Llevados por un mismo camino pero diferentes destinos, cruzandonos por las mismas rutas mientras todo va en calma.
Perfectas sonrisas, y desgarrados corazones. Volviendonos debiles luego de las caídas.
Nos volvimos suseptibles hacia las miradas de los demas, las conexiones alejadas de tu lugar. Movimientos extremos y fueras de entorno. Bailes en soledad, mientras la belleza de la música es tu única companía. Un buen vino de 1960, y tus lágrimas sobre un papel. Tus pies vuelven a tornarse violetas, mientras tu sangre fluye lentamente. Tu vida se empieza a recortar. Decidiste dejar la puerta habierta de tus sueños, y simplemente los has dejado partir lentamente. Viendolos desde tu lugar, sin importarte que luego te harían falta para volver a creer en algo bueno. Solo por unas pequeñas heridas que aún marcadas en tu pecho están. Has dejado todo lo que has querido. Y la envidia te empezó a calcomer el alma. Viendo pasar amores, su felicidad sobre sus rostros y tú... tú en tu mismo lugar. Volviendo a ver que iban por un mismo camino, pero con diferentes destinos. El tuyo lo has manejado a tu manera, y hoy ya no es el mismo.

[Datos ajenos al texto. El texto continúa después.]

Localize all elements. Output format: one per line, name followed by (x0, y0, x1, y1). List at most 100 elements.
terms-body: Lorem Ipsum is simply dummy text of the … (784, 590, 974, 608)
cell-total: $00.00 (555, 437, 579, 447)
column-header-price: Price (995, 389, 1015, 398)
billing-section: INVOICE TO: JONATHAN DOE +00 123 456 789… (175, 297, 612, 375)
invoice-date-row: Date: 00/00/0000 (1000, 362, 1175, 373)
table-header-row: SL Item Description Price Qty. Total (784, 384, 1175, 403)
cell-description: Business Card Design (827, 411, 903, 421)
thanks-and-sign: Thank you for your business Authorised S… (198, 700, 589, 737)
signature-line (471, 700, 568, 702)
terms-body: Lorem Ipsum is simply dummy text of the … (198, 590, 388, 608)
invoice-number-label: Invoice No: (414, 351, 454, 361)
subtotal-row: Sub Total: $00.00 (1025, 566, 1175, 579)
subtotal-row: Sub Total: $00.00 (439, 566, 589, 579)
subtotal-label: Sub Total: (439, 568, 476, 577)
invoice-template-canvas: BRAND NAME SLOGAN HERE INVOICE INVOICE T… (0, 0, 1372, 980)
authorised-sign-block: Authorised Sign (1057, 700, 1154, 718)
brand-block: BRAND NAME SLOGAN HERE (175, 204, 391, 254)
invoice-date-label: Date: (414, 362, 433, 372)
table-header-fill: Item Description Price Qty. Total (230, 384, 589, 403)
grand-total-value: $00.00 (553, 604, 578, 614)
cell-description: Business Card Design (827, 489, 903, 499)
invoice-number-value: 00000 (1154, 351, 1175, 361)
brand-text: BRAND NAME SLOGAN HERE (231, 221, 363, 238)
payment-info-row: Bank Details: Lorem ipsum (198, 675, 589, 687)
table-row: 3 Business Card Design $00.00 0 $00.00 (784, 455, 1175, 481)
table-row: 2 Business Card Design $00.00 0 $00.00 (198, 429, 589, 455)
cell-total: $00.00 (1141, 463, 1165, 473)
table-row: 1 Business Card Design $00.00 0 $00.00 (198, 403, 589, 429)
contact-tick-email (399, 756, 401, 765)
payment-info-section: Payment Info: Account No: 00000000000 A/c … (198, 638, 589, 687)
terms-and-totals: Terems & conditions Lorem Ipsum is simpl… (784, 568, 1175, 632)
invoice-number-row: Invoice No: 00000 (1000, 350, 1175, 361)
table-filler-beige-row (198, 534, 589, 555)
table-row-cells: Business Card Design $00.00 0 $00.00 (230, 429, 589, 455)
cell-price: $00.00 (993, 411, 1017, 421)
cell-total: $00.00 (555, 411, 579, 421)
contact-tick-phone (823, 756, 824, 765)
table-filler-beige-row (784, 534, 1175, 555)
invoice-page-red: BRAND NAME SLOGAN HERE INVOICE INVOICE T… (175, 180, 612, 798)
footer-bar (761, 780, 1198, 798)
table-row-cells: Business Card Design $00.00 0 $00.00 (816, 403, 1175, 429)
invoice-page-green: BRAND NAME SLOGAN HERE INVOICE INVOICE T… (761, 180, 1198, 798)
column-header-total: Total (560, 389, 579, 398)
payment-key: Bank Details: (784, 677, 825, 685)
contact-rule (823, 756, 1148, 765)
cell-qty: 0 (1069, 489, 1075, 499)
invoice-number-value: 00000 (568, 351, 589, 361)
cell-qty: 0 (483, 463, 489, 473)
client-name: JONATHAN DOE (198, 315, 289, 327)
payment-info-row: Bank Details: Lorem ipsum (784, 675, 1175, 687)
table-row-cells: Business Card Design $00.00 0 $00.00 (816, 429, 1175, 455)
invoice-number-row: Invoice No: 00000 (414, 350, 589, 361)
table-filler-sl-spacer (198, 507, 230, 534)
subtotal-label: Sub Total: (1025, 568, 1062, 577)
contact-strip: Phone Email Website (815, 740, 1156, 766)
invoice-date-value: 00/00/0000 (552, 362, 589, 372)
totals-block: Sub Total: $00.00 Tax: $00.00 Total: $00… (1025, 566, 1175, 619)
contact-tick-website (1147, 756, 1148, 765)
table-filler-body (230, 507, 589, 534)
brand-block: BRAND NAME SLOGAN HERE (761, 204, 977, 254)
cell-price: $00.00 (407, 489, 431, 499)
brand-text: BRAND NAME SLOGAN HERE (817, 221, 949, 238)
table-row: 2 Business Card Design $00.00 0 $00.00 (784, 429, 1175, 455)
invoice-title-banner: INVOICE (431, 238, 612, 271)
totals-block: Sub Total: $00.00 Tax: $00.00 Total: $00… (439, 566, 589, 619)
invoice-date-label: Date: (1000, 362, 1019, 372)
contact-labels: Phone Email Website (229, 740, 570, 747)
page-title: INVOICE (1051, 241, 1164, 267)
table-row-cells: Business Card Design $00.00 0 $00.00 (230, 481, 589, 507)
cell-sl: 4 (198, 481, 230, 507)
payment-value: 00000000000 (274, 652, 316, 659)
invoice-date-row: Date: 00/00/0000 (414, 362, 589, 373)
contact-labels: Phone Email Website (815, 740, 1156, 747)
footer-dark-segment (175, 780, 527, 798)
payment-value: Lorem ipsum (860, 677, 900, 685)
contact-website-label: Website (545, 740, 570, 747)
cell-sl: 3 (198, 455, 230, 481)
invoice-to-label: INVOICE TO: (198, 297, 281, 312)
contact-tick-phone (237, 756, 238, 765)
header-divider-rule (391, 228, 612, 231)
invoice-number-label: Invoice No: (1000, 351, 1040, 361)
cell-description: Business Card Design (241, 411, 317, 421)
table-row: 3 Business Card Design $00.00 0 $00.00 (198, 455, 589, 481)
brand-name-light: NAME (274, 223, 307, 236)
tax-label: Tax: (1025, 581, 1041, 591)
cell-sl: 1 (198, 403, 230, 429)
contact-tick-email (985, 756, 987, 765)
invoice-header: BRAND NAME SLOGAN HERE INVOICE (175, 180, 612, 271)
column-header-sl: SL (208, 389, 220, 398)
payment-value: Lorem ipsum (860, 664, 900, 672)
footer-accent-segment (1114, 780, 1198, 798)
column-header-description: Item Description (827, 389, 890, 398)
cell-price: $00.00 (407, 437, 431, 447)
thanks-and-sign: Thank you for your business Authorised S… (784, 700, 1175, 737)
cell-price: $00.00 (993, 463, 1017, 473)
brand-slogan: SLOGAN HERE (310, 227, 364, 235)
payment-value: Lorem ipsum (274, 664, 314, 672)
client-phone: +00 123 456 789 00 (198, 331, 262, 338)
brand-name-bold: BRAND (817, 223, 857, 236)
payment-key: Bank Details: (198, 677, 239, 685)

Cuando eras niño, la hermosura de escuchar su voz, mientras te leía tu cuento favorito. Hoy, solo tienes en tus manos la página que has arrancado para sentirte mejor cada vez que te sentías solo. Y mañana, recordarás las penas de no haber seguido lo que tanto has querido. Dejaste tu vida por un simple error. Por una simple caída.Preferiste la pena a que la felicidad. Felicidad que junto a la verdad te acompañaría. Hoy, prefieres ocultarte bajo hechos que nunca fueron verdad. Junto a mentiras e injusticias de tu propia crueldad.Sentado sobre tu piano, tocando una de las mejores canciones del disco que un día el abuelo te había regalado en Navidad.
Y aún así, decidiste renunciar. Decidiste acurrucarte por las noches bajo sabanas de seda que solo te acarician en días de lluvia pero que no te besan en días de soles.
Y tu vida poco a poco la fuiste recortando, queriendo solo a la soledad y un poco menos a tu persona.
El día ya llegó, ahí te encontraste bajo su manto, bajo sus brazos. El día llegó, tu cuerpo en un colchón, yacía mientras al fin... descanzabas en paz. Y ya nada te sería tan difícil, ya no harías la misma rutina de siempre. Ahora estás allí, lejos de aquí. En aquel lugar donde no existe la soledad, donde no existe el dolor, donde no existe la maldad.
Hoy, partiste dejando tus sueños morir.